The Missouri Board of Education began the unenviable task this week of overseeing Normandy public schools—the first to be directly overseen by the state—in the hopes of turning around the financially and academically troubled system.
The district is set to be dissolved by June 30, and the new school system that will replace it on July 1 will now be known as the Normandy Schools Collaborative. (The old Normandy School District is still engaged in a legal tussle with the state over legal fees. It also filed for an injunction in the last week to stop the state takeover.)
The school system, which serves about 3,000 students, will be run by a school board appointed by state education officials, and the state will make the ultimate decisions about finances, policy, and academics, the St. Louis Post-Dispatch reports.

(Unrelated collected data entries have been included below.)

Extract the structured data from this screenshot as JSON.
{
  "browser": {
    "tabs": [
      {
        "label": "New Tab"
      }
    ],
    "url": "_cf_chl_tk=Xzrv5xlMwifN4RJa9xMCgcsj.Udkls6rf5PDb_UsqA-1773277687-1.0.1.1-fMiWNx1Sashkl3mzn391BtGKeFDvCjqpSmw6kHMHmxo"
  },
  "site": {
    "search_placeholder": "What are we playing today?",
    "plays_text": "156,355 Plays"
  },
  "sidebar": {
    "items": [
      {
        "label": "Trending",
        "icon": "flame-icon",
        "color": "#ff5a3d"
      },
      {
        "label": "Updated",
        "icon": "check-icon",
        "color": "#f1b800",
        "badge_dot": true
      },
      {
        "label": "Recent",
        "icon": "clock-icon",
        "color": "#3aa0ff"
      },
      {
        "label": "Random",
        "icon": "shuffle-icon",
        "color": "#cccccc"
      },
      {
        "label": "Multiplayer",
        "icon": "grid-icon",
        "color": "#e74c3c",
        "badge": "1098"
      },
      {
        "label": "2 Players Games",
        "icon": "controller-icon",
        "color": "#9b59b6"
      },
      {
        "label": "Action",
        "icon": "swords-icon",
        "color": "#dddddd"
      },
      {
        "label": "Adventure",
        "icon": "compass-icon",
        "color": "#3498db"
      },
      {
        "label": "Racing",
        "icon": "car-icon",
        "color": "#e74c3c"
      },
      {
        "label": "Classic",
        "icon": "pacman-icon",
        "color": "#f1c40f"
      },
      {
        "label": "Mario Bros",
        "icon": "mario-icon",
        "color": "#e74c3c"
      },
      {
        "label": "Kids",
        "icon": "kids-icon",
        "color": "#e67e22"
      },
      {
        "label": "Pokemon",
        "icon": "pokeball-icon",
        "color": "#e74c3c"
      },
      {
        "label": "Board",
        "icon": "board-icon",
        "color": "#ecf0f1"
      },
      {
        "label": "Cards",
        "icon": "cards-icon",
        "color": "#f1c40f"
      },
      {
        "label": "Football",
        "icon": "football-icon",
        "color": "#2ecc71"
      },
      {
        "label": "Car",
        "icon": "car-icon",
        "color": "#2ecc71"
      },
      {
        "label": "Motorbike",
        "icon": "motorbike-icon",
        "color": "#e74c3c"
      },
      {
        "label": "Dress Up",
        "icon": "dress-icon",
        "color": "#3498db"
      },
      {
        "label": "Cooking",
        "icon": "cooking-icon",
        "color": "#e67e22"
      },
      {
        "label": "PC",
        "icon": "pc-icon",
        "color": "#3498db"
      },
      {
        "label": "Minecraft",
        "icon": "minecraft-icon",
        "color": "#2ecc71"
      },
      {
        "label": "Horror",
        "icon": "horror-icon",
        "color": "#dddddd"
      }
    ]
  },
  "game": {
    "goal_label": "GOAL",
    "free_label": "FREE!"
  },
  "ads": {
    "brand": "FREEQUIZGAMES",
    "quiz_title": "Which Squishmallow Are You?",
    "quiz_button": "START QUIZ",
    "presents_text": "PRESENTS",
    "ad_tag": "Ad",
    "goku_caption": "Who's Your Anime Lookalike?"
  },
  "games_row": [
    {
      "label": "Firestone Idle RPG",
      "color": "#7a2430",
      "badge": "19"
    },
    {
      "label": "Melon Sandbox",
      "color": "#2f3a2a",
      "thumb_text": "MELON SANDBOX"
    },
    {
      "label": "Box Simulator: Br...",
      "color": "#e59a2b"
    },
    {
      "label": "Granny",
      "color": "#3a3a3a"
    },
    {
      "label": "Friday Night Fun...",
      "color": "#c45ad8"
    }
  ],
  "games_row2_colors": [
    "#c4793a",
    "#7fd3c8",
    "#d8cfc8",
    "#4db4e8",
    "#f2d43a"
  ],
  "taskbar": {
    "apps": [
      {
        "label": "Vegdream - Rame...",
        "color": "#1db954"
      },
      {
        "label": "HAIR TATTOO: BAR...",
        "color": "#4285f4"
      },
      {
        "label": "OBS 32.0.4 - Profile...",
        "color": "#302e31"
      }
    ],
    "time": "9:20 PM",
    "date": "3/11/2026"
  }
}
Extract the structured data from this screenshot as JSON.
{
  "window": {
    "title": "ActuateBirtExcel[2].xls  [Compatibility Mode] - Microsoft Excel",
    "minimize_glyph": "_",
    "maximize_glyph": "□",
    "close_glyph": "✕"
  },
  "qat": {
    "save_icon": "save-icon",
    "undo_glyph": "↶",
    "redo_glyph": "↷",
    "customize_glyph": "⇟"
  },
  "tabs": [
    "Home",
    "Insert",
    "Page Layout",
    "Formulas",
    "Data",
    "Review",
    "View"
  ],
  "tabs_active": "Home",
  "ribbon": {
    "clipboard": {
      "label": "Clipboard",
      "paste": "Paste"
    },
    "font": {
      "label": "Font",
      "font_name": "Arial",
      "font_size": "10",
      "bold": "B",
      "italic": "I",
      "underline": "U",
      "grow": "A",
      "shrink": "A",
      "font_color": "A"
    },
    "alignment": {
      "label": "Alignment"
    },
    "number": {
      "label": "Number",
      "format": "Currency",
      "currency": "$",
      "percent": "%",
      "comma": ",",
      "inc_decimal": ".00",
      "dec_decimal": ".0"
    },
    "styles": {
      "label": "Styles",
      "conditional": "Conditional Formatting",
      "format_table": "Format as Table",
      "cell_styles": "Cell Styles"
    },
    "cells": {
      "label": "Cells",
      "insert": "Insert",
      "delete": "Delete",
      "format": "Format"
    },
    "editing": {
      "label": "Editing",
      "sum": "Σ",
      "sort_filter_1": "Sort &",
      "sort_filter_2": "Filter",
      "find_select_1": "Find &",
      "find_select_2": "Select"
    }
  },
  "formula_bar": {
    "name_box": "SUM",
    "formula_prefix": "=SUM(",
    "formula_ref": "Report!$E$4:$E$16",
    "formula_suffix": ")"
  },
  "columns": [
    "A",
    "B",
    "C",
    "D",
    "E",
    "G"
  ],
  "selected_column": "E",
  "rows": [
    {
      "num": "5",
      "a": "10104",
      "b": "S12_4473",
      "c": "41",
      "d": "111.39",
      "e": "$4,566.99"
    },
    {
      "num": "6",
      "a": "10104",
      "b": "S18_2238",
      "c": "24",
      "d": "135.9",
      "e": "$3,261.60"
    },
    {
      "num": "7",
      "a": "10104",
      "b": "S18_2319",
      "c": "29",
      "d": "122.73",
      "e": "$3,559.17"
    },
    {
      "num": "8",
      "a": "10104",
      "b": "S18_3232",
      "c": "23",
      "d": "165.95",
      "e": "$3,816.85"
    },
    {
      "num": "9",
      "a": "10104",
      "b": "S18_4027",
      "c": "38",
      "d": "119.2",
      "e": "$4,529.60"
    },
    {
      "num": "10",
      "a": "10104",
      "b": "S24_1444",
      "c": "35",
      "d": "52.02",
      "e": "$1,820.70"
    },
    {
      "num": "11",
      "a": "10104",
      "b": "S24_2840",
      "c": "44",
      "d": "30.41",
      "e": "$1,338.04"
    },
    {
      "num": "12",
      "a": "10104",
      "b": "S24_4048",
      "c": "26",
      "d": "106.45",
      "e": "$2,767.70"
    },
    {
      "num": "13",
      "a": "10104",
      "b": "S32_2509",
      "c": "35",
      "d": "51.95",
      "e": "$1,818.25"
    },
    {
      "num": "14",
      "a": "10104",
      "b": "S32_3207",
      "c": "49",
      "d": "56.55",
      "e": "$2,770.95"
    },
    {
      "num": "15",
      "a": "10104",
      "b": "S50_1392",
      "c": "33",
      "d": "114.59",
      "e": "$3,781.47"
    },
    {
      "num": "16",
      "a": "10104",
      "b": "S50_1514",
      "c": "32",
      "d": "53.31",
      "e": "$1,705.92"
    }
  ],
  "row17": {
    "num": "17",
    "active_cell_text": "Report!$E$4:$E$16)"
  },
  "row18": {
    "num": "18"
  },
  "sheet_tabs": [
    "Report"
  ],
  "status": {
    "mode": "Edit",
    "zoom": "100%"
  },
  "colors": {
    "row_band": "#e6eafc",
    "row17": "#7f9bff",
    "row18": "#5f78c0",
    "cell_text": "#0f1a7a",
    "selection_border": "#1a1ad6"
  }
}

Among its first tasks, the new board took steps Monday to stem the crushing financial burden associated with the state's transfer law, which requires unaccredited districts like Normandy to cover tuition and transportation costs for students who transfer to an accredited school district.
Under the 1993 law, about 1,000 Normandy students transferred to neighboring districts in the past year, racking up about $1.5 million a month in tuition and transportation expenses, The St. Louis Post-Dispatch reports. The transfer costs left the school district teetering on the edge of bankruptcy.
To stem the transfers and slash the associated expenses, the state waived the accreditation for the new Normandy Collaborative, making it a district under state oversight as opposed to an unaccredited district. It also cut the amount it will pay to the receiving school districts, to $7,200 annually per student from $12,000. And it also made changes that would bar students who stayed in Normandy during the last school year from transferring in the future and require those who spent less than a year in the receiving school districts—about 131 students— to return to Normandy.
"The state board decided to take away the guarantee of better educational opportunities for students trapped in failing schools," Kit Crancer, the organization's state director, told the Associated Press.
St. Louis Public Radio also reports that the decision on transfers has also left some parents confused about where their children will attend schools in September. And criticisms have also come in from the Children's Education Alliance of Missouri and the Missouri Charter Public School Association.
Missouri Senate Bill 493 aimed to address the burdens the law had created. It would have eliminated the requirement that unaccredited districts pay to transport students to the accredited district but it would have allowed the receiving districts to offer discounted tuition in exchange for excluding those students' test scores from accountability requirements for up to five years.
Gov. Jay Nixon said he plans to veto the bill.
The St. Louis Post Dispatch reports that under the state's control, the new Normandy school year will increase to 183 days from 174. Next year, more instructional days will be added for a total of 194 days.
The board also rehired the Normandy Superintendent, Ty McNichols, and hired teachers, 71 of whom taught in the old Normandy school district.